結論から書くと私もウルトラマラソンをまた走ろうと決めた。走りたい気持ちに火がついた。

私は数年前に88kmの村岡ダブルフルウルトラランニングというウルトラマラソンに参加したことがある。なんとか制限時間内にゴールし、ゴール直前には思いがけず涙が溢れるほど大きな達成感を得た。しかし初挑戦ということもありタイムは散々で心残りがあるのだ。

村岡ダブルフルはアップダウンが激しく上りの合計が2,500mもある過酷な部類のレースで、レースの後半5時間ぐらいはずっと
「(自分からリタイヤはしたくないので)車にひかれたい」「イノシシに襲われたい」「崖くずれに少しだけ当たりたい」
というのを心の中で唱え続けていた。今回また出たいなと思えたのは、単にあの時の出場しなければよかったという気持ちをわすれているからかもしれない。

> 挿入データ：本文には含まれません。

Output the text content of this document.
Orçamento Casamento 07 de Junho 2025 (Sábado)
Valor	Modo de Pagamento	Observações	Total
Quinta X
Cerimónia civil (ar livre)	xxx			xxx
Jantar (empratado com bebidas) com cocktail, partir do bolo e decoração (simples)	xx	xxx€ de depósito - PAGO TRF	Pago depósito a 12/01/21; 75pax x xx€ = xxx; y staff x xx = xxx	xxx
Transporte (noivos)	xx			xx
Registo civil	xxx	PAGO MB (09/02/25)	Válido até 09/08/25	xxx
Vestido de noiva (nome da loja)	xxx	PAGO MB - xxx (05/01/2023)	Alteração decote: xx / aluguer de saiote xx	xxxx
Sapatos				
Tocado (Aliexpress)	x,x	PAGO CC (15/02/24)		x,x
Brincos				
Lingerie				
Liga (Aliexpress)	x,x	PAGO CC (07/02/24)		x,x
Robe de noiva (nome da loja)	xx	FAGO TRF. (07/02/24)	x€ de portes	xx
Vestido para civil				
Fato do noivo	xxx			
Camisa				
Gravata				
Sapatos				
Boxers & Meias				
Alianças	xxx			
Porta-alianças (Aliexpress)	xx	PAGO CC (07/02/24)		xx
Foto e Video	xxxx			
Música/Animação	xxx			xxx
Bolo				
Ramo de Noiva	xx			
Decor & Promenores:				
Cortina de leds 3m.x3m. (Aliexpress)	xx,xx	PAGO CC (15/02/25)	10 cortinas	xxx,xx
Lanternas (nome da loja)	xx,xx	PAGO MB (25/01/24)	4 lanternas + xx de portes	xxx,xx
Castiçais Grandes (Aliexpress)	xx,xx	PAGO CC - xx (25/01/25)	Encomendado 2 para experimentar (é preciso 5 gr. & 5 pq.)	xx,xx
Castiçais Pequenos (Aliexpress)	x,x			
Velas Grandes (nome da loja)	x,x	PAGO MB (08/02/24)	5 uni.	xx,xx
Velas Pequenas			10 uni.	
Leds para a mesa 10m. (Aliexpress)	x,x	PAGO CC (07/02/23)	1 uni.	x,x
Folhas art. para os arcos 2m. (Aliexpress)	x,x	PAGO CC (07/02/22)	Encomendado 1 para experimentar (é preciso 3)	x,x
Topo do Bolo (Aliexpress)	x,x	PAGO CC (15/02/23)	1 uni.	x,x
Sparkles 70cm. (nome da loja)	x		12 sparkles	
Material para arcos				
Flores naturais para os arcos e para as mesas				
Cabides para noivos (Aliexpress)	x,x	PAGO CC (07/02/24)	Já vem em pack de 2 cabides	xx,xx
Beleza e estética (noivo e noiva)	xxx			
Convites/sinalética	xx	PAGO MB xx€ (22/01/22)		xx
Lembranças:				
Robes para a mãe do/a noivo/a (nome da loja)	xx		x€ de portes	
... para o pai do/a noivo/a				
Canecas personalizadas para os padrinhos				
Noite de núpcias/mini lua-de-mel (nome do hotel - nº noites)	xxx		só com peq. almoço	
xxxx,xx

本書で印象に残ったのは友人ダスティの話だ。このダスティという人は本当に実在したのだろうか。それぐらいスコット・ジュレクとの補完関係が見事でおもしろい。今は交流が減ってしまっているようだが、それでも学生の頃からの付き合いで、ウルトラのペーサーを何度も勤めるぐらいの交友関係というのは羨ましい。

ビーガン(完全菜食主義)やウルトラマラソンに興味のある人、BORN TO RUNにも出てきている人なので、そちらを読んだ人にはもちろんオススメの一冊。